Abstract

Medical Image: A 19-year-old man presented to pulmonary clinic with a 3-month history of progressive persistent dyspnea and dry cough. Six years earlier, he had had Idiopathic Thrombocytopenic Purpura and subdural hematoma. Since then, he took 10 milligram of Prednisolone and 75 milligram of Azathioprine daily. Physical examination revealed tachycardia (110/min) and tachypnea (35/min). His Oxygen saturation was 76% in ambient air and 90% with oxygen supplementation (five lit/min, nasal cannula). Cutaneous examination revealed hyper-pigmented and hypo-pigmented macules in a reticulated pattern all over the skin, especially in upper trunk (Panel A); premature graying of the hair, Nail dystrophy and pterygium (Panel B).

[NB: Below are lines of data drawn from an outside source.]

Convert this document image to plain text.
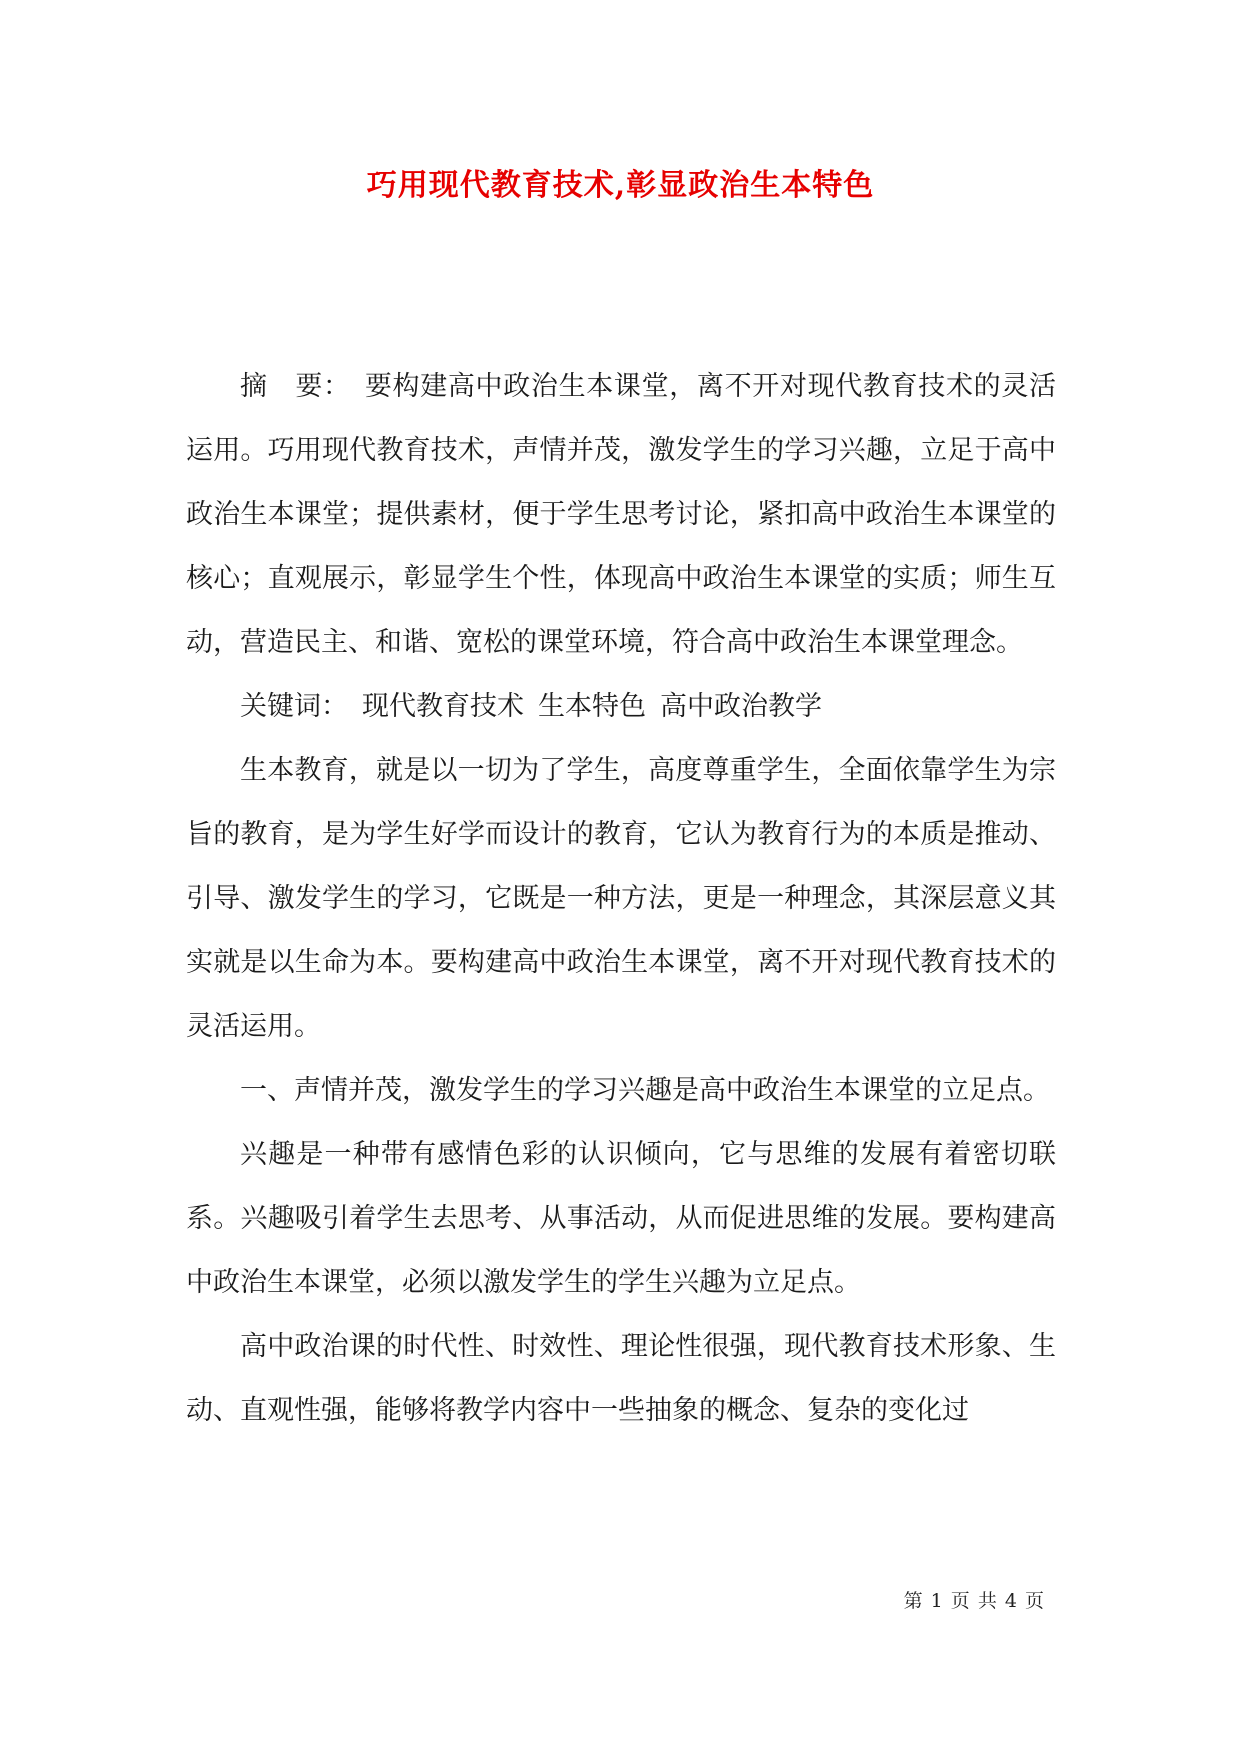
巧用现代教育技术,彰显政治生本特色

摘　要：　要构建高中政治生本课堂，离不开对现代教育技术的灵活运用。巧用现代教育技术，声情并茂，激发学生的学习兴趣，立足于高中政治生本课堂；提供素材，便于学生思考讨论，紧扣高中政治生本课堂的核心；直观展示，彰显学生个性，体现高中政治生本课堂的实质；师生互动，营造民主、和谐、宽松的课堂环境，符合高中政治生本课堂理念。

关键词： 现代教育技术 生本特色 高中政治教学

生本教育，就是以一切为了学生，高度尊重学生，全面依靠学生为宗旨的教育，是为学生好学而设计的教育，它认为教育行为的本质是推动、引导、激发学生的学习，它既是一种方法，更是一种理念，其深层意义其实就是以生命为本。要构建高中政治生本课堂，离不开对现代教育技术的灵活运用。

一、声情并茂，激发学生的学习兴趣是高中政治生本课堂的立足点。

兴趣是一种带有感情色彩的认识倾向，它与思维的发展有着密切联系。兴趣吸引着学生去思考、从事活动，从而促进思维的发展。要构建高中政治生本课堂，必须以激发学生的学生兴趣为立足点。

高中政治课的时代性、时效性、理论性很强，现代教育技术形象、生动、直观性强，能够将教学内容中一些抽象的概念、复杂的变化过

第 1 页 共 4 页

Tongue was eroded, with marginal small white irregular patches (leukoplakia) (Panel C). These mucocutaneous signs were present since three years earlier. He had diffused fine crackles in both lungs on auscultation. Results from laboratory studies showed thrombocytopenia (platelet level, 35000 per deciliter) and high Erythrocyte Sedimentation Rate (ESR, 1st hour – 53 mm). Hehad severe restrictive pattern with TLC, RV, FEV1, FVC and FEV1/FVC equal to 3.12, 0.65, 1.86, 2.47 and 0.75, respectively (57%, 59%, 52%, 57% and 90% predicted, respectively). Computed tomography (CT) of his chest revealed inter lobular septal thickenings in both lungs’ peripheral sites as ‘honey combing’ pattern which is consistent with pulmonary fibrosis (Panels D, E, F and G). These findings were suggestive of Dyskeratosis Congenita (DKC), which is a rare, progressive bone marrow failure syndrome characterized by mucocutaneous triad of reticulated skin hyperpigmentation, nail dystrophy, and oral leukoplakia [1]. He was given pharmacotherapy to alleviate his symptoms. We also started 1200 milligram of Perfenidon daily. At a 2-month follow-up, the patient’s platelet level increased (74000 per deciliter) with androgen therapy, but there were no relief in his symptoms. Unfortunately, he expired one month later.